No passado, a seleção nacional era sido vista como mais representativa do povo iraniano do que o próprio regime, como contou à CNN Omid Namazi, treinador assistente da seleção iraniana de 2011 a 2014.
Tanto é que, quando a conta do Twitter da Copa do Mundo da Fifa postou imagens dos jogadores iranianos sorrindo e se divertindo em uma sessão de fotos antes do torneio, choveram críticas nas redes sociais.
“Estou tão decepcionado, tão desanimado com eles”, escreveu o jornalista de futebol iraniano Sina Saemian.

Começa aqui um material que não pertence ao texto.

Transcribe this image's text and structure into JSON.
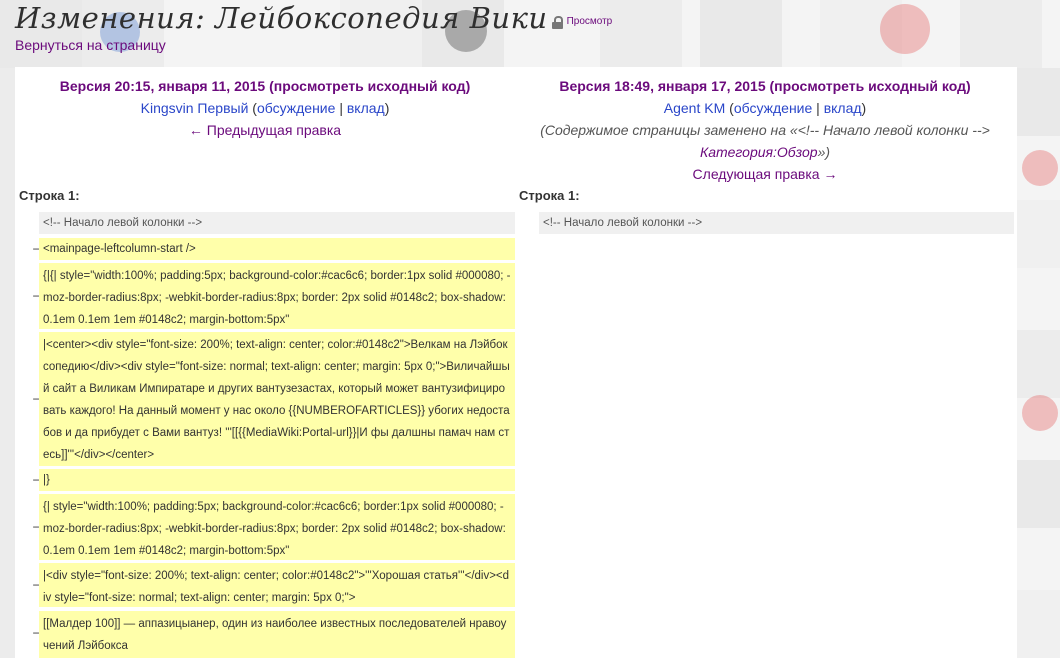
{
  "page": {
    "title": "Изменения: Лейбоксопедия Вики",
    "view_link": "Просмотр",
    "back_link": "Вернуться на страницу"
  },
  "left_revision": {
    "version_label": "Версия 20:15, января 11, 2015",
    "view_source": "просмотреть исходный код",
    "author": "Kingsvin Первый",
    "talk": "обсуждение",
    "contribs": "вклад",
    "prev_edit": "← Предыдущая правка",
    "line_label": "Строка 1:"
  },
  "right_revision": {
    "version_label": "Версия 18:49, января 17, 2015",
    "view_source": "просмотреть исходный код",
    "author": "Agent KM",
    "talk": "обсуждение",
    "contribs": "вклад",
    "summary_text": "(Содержимое страницы заменено на «<!-- Начало левой колонки -->",
    "summary_link": "Категория:Обзор",
    "summary_end": "»)",
    "next_edit": "Следующая правка →",
    "line_label": "Строка 1:"
  },
  "diff": {
    "context_line": "<!-- Начало левой колонки -->",
    "minus_sign": "−",
    "deleted_lines": [
      "<mainpage-leftcolumn-start />",
      "{|{| style=\"width:100%; padding:5px; background-color:#cac6c6; border:1px solid #000080; -moz-border-radius:8px; -webkit-border-radius:8px; border: 2px solid #0148c2; box-shadow:0.1em 0.1em 1em #0148c2; margin-bottom:5px\"",
      "|<center><div style=\"font-size: 200%; text-align: center; color:#0148c2\">Велкам на Лэйбоксопедию</div><div style=\"font-size: normal; text-align: center; margin: 5px 0;\">Виличайшый сайт а Виликам Импиратаре и других вантузезастах, который может вантузифицировать каждого! На данный момент у нас около {{NUMBEROFARTICLES}} убогих недостабов и да прибудет с Вами вантуз! '''[[{{MediaWiki:Portal-url}}|И фы далшны памач нам стесь]]'''</div></center>",
      "|}",
      "{| style=\"width:100%; padding:5px; background-color:#cac6c6; border:1px solid #000080; -moz-border-radius:8px; -webkit-border-radius:8px; border: 2px solid #0148c2; box-shadow:0.1em 0.1em 1em #0148c2; margin-bottom:5px\"",
      "|<div style=\"font-size: 200%; text-align: center; color:#0148c2\">'''Хорошая статья'''</div><div style=\"font-size: normal; text-align: center; margin: 5px 0;\">",
      "[[Малдер 100]] — аппазицыанер, один из наиболее известных последователей нравоучений Лэйбокса"
    ]
  },
  "colors": {
    "link_purple": "#6b0a7c",
    "link_blue": "#2a46c9",
    "deleted_bg": "#ffffaa",
    "context_bg": "#f0f0f0"
  }
}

“A falta de senso comum, a falta de empatia e insensibilidade mostradas nessas imagens é genuinamente desanimadora. A foto posada é obviamente uma exigência da Fifa, mas as poses não são. Há uma clara ausência de qualquer senso de consciência”.
Embora o seu atacante mais famoso, Azmoun, tenha demonstrado apoio aos manifestantes, Namazi diz que muitos dos outros jogadores da seleção nacional permaneceram relativamente quietos, “deixando um gosto amargo”.

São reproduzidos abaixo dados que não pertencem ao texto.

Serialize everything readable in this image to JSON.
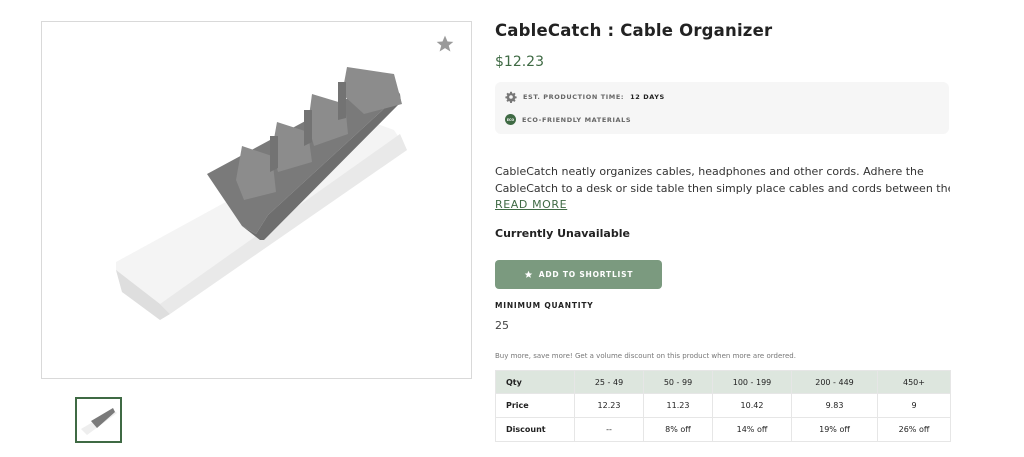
{
  "product": {
    "title": "CableCatch : Cable Organizer",
    "price": "$12.23",
    "favorite_icon": "star-icon"
  },
  "info": {
    "production_label": "EST. PRODUCTION TIME:",
    "production_value": "12 DAYS",
    "production_icon": "gear-icon",
    "eco_label": "ECO-FRIENDLY MATERIALS",
    "eco_badge": "ECO"
  },
  "description": {
    "line1": "CableCatch neatly organizes cables, headphones and other cords. Adhere the",
    "line2": "CableCatch to a desk or side table then simply place cables and cords between the…",
    "read_more": "READ MORE"
  },
  "availability": "Currently Unavailable",
  "shortlist_button": "ADD TO SHORTLIST",
  "minimum_quantity": {
    "label": "MINIMUM QUANTITY",
    "value": "25"
  },
  "volume_note": "Buy more, save more! Get a volume discount on this product when more are ordered.",
  "pricing_table": {
    "header": [
      "Qty",
      "25 - 49",
      "50 - 99",
      "100 - 199",
      "200 - 449",
      "450+"
    ],
    "price": [
      "Price",
      "12.23",
      "11.23",
      "10.42",
      "9.83",
      "9"
    ],
    "discount": [
      "Discount",
      "--",
      "8% off",
      "14% off",
      "19% off",
      "26% off"
    ]
  },
  "colors": {
    "brand_green": "#3f6a44",
    "button_green": "#7b9a7f",
    "table_header": "#dde6de",
    "info_box": "#f6f6f6"
  }
}
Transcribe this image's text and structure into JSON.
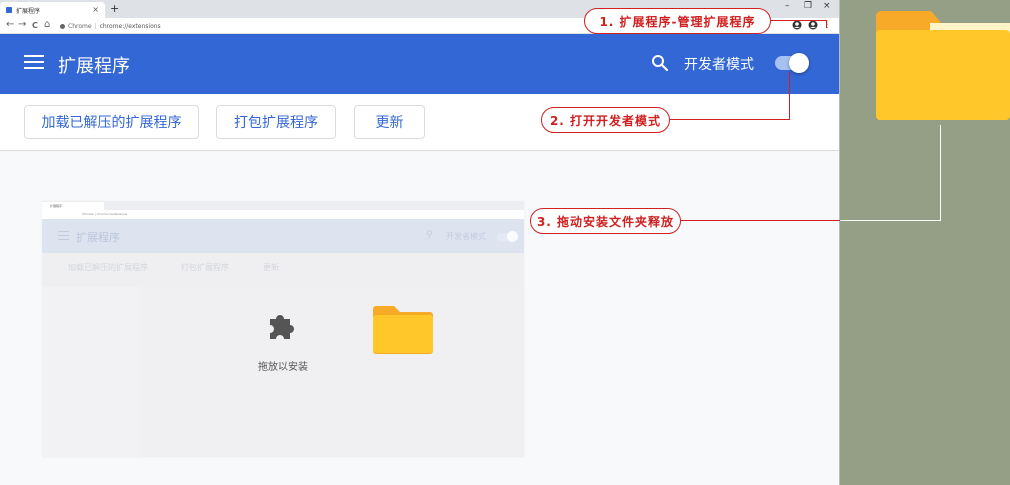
{
  "browser": {
    "tab_title": "扩展程序",
    "tab_close": "×",
    "new_tab": "+",
    "window_minimize": "–",
    "window_restore": "❐",
    "window_close": "×",
    "nav_back": "←",
    "nav_forward": "→",
    "nav_reload": "C",
    "nav_home": "⌂",
    "site_label": "Chrome",
    "url": "chrome://extensions",
    "menu_icon": "⋮"
  },
  "appbar": {
    "title": "扩展程序",
    "developer_mode_label": "开发者模式",
    "developer_mode_on": true,
    "color": "#3367d6"
  },
  "actions": {
    "load_unpacked": "加载已解压的扩展程序",
    "pack_extension": "打包扩展程序",
    "update": "更新"
  },
  "inner_screenshot": {
    "tab_title": "扩展程序",
    "url": "Chrome | chrome://extensions",
    "title": "扩展程序",
    "developer_mode_label": "开发者模式",
    "load_unpacked": "加载已解压的扩展程序",
    "pack_extension": "打包扩展程序",
    "update": "更新",
    "drop_text": "拖放以安装"
  },
  "annotations": {
    "step1": "1. 扩展程序-管理扩展程序",
    "step2": "2. 打开开发者模式",
    "step3": "3. 拖动安装文件夹释放",
    "color": "#d02020"
  },
  "icons": {
    "folder_color": "#ffc72a",
    "puzzle_color": "#555555"
  }
}
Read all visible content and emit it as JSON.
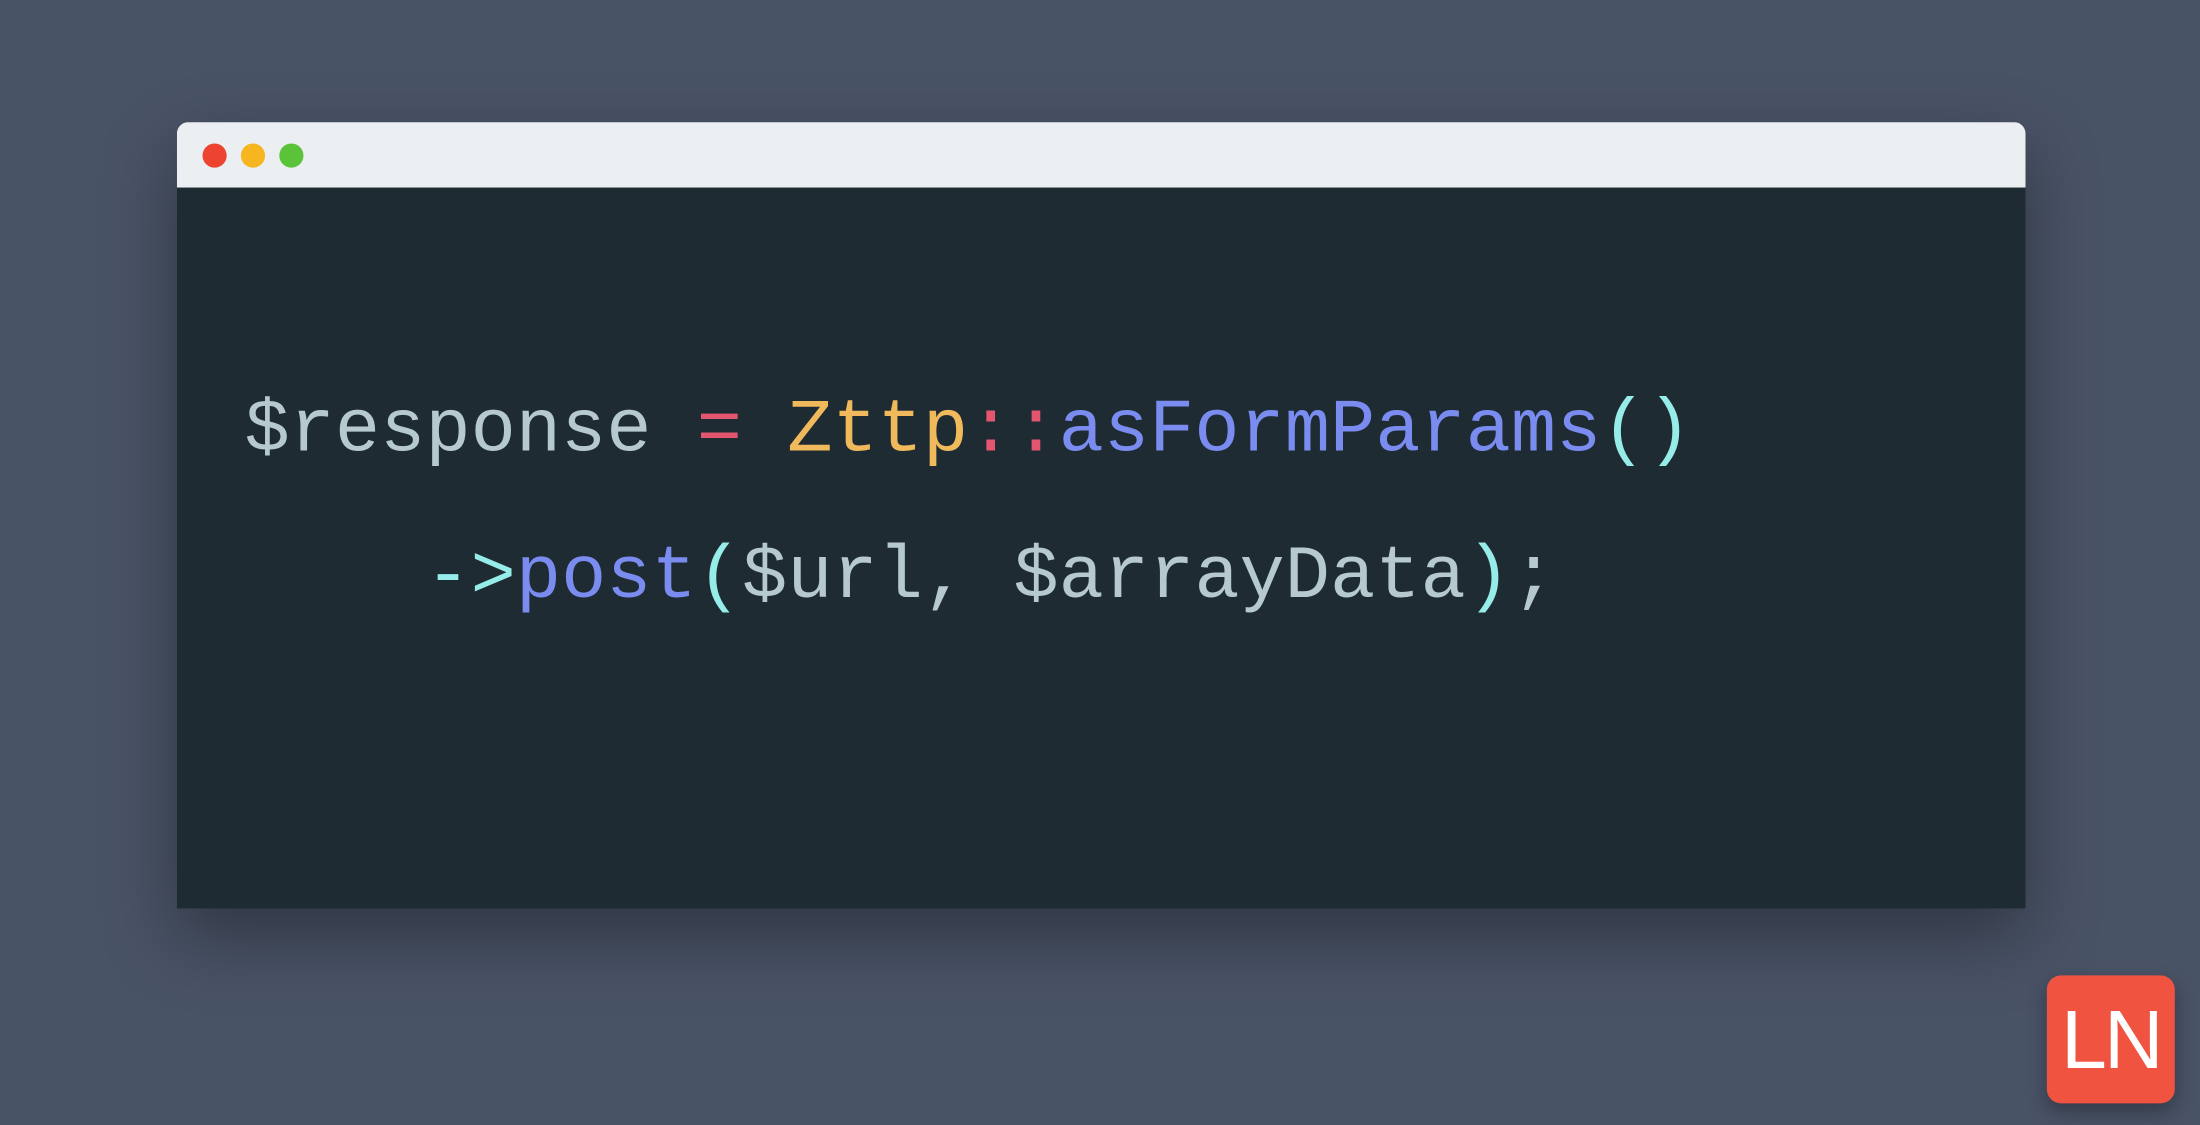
{
  "window": {
    "titlebar": {
      "close": "●",
      "minimize": "●",
      "zoom": "●"
    }
  },
  "code": {
    "line1": {
      "var": "$response",
      "sp1": " ",
      "eq": "=",
      "sp2": " ",
      "cls": "Zttp",
      "scope": "::",
      "fn": "asFormParams",
      "paren_open": "(",
      "paren_close": ")"
    },
    "line2": {
      "indent": "    ",
      "arrow": "->",
      "fn": "post",
      "paren_open": "(",
      "arg1": "$url",
      "comma": ",",
      "sp": " ",
      "arg2": "$arrayData",
      "paren_close": ")",
      "semi": ";"
    }
  },
  "logo": {
    "text": "LN"
  }
}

“A percepção mudou realmente sobre os jogadores, sobre a própria seleção nacional”, acrescentou. “As pessoas chamam a seleção de equipe da República Islâmica e não a equipe nacional do povo do Irã”.

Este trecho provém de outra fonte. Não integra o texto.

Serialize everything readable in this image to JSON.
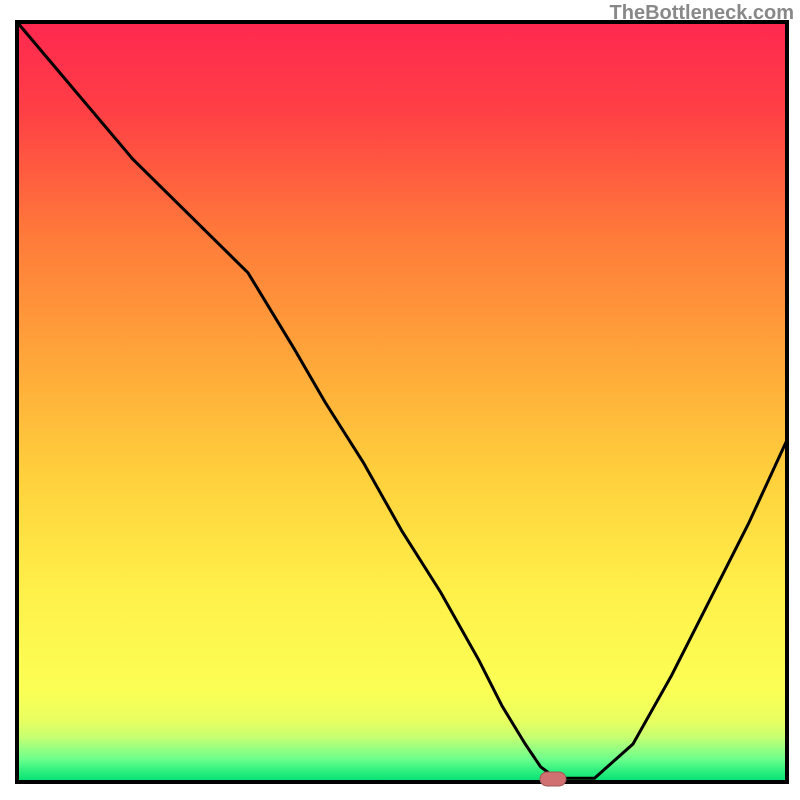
{
  "watermark": "TheBottleneck.com",
  "chart_data": {
    "type": "line",
    "title": "",
    "xlabel": "",
    "ylabel": "",
    "x_range": [
      0,
      100
    ],
    "y_range": [
      0,
      100
    ],
    "series": [
      {
        "name": "curve",
        "x": [
          0,
          5,
          10,
          15,
          20,
          25,
          30,
          33,
          36,
          40,
          45,
          50,
          55,
          60,
          63,
          66,
          68,
          70,
          75,
          80,
          85,
          90,
          95,
          100
        ],
        "y": [
          100,
          94,
          88,
          82,
          77,
          72,
          67,
          62,
          57,
          50,
          42,
          33,
          25,
          16,
          10,
          5,
          2,
          0.5,
          0.5,
          5,
          14,
          24,
          34,
          45
        ]
      }
    ],
    "optimal_point": {
      "x": 69,
      "y": 0.5
    },
    "background_gradient": {
      "top": "#ff2850",
      "mid_upper": "#ff7a3a",
      "mid": "#ffc93c",
      "mid_lower": "#fff04a",
      "green_band_top": "#f7ff60",
      "green_band": "#6cff8c",
      "bottom_green": "#00e070"
    },
    "frame_color": "#000000",
    "marker_fill": "#d07070",
    "marker_stroke": "#a05858"
  }
}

Azmoun, que joga pelo time alemão Bayer Leverkusen, fez vários posts nas redes sociais e mudou sua foto de perfil para preto em apoio aos manifestantes. A atitude, segundo o próprio jogador, poderia ter lhe custado um lugar na equipe da Copa do Mundo.
“Isso vale a pena sacrificar por um fio de cabelo feminino iraniano”, escreveu nos stories do Instagram. “Que vergonha de vocês que matam as pessoas tão facilmente. Viva as mulheres iranianas”.
Azmoun foi finalmente selecionado para jogar no Catar, mas a Iranwire, uma agência de notícias da oposição, informou que o treinador da seleção masculina, o português Carlos Queiroz, estava sob pressão do Ministério do Esporte do Irã para deixá-lo de fora da escalação.
Protestar na Copa do Mundo, o maior palco mundial do futebol, traz riscos potencialmente enormes para os jogadores atuais da seleção nacional.
“Os jogadores estão sob muita pressão do governo. Isso afeta seus meios de subsistência, seu futuro, seus ganhos”, lembrou Namazi, que foi treinador da seleção de 2011 a 2014.
No entanto, os jogadores terão liberdade para protestar na Copa do Mundo, desde que não violem as regras da FIFA, disse o técnico Queiroz.
“Não sei se eles farão alguma coisa”, contou o torcedor iraniano Payam, que não deu seu sobrenome por razões de segurança.
“Estamos todos esperando que eles façam alguma coisa. Se não, vai voar um ovo grande na cara deles, sinceramente”.
O zagueiro Ehsan Hajsafi foi o primeiro membro da seleção nacional a falar na Copa do Mundo em aparente apoio aos manifestantes antigoverno. “Elas devem saber que estamos com elas. Que nós as apoiamos. E simpatizamos com elas em relação às condições”, disse a repórteres, de acordo com a Reuters, no domingo (20).